Defect detection in composites by deep learning using solitary waves

Abstract

This paper proposes a real-time non-destructive evaluation technique to detect defects in laminated composites by deep learning using highly nonlinear solitary waves (HNSWs). HNSW data are collected by conducting experiments using a granular crystal sensor composed of a vertical array of steel beads directly contacting an AS4/PEEK composite plate. Using HNSW data, a deep learning algorithm based on the convolution neural networks (CNN) is trained and tested for the identification of delamination in AS4/PEEK composites. The influence of the number of hidden layers and various CNN parameters is investigated for improved classification accuracy of the deep learning algorithm. A general curve fit is presented in order to facilitate the correct choice of the input pixel and batch size. Moreover, a multiple mode testing scheme, classifying defects using multiple HNSW signals, is introduced to improve the accuracy of the algorithm. The efficiency and accuracy of using three different types of the input signal (i.e., original (without pre-processing) and time-sliced/time-sliced noise-cutting signals (with pre-processing)) are examined for the real-time detection of defects. Mathematical formulations are established to obtain time-sliced and time-sliced noise-cutting signals from the original HNSW signals.
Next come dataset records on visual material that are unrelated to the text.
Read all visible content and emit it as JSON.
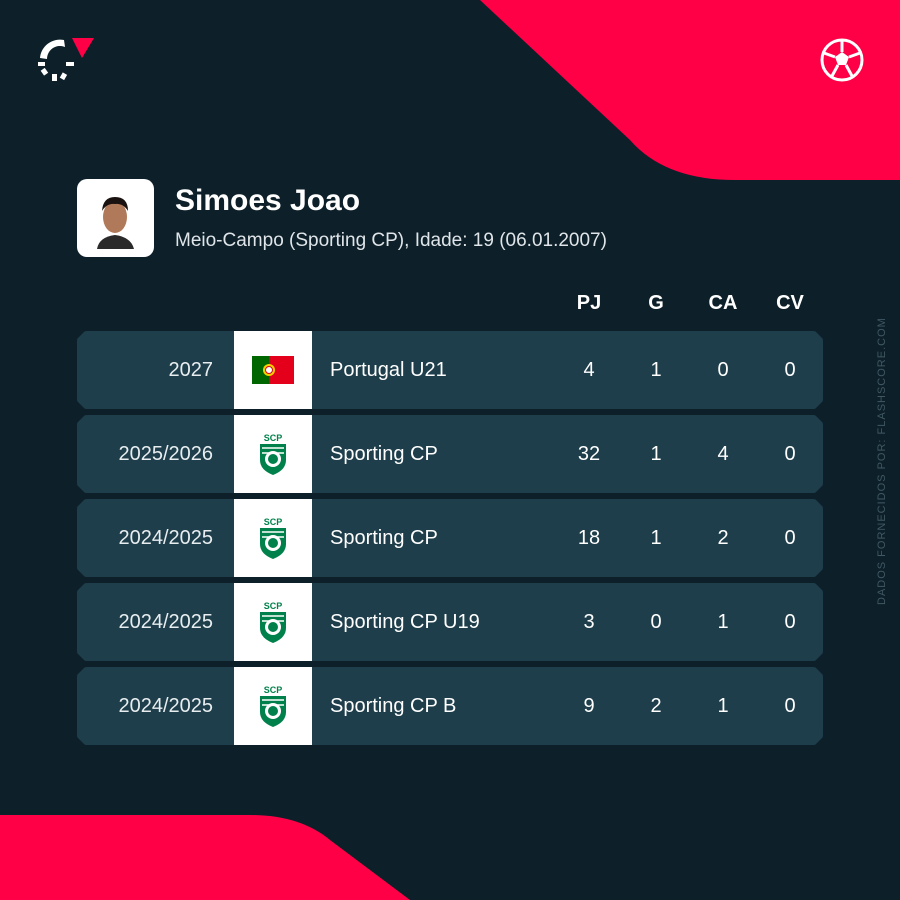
{
  "brand": {
    "accent": "#ff0046",
    "background": "#0d1f29",
    "row": "#1e3e4b",
    "logo_icon": "flashscore-logo",
    "sport_icon": "soccer-ball-icon"
  },
  "player": {
    "name": "Simoes Joao",
    "details": "Meio-Campo (Sporting CP), Idade: 19 (06.01.2007)"
  },
  "columns": [
    "PJ",
    "G",
    "CA",
    "CV"
  ],
  "rows": [
    {
      "season": "2027",
      "team": "Portugal U21",
      "badge": "portugal-flag",
      "stats": [
        "4",
        "1",
        "0",
        "0"
      ]
    },
    {
      "season": "2025/2026",
      "team": "Sporting CP",
      "badge": "sporting-cp-crest",
      "stats": [
        "32",
        "1",
        "4",
        "0"
      ]
    },
    {
      "season": "2024/2025",
      "team": "Sporting CP",
      "badge": "sporting-cp-crest",
      "stats": [
        "18",
        "1",
        "2",
        "0"
      ]
    },
    {
      "season": "2024/2025",
      "team": "Sporting CP U19",
      "badge": "sporting-cp-crest",
      "stats": [
        "3",
        "0",
        "1",
        "0"
      ]
    },
    {
      "season": "2024/2025",
      "team": "Sporting CP B",
      "badge": "sporting-cp-crest",
      "stats": [
        "9",
        "2",
        "1",
        "0"
      ]
    }
  ],
  "credit": "DADOS FORNECIDOS POR: FLASHSCORE.COM"
}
It was found that accuracy could be improved by increasing both the number of hidden layers and the input pixel size, reducing the learning rate, and by using a batch normalization process and RELU activation function. For all three input signals, accuracy levels of over 90% were achieved in identifying the existence and location of delamination in AS4/PEEK composites, highlighting the possibility of using the proposed deep learning algorithm for the real-time detection of defects in laminated composites.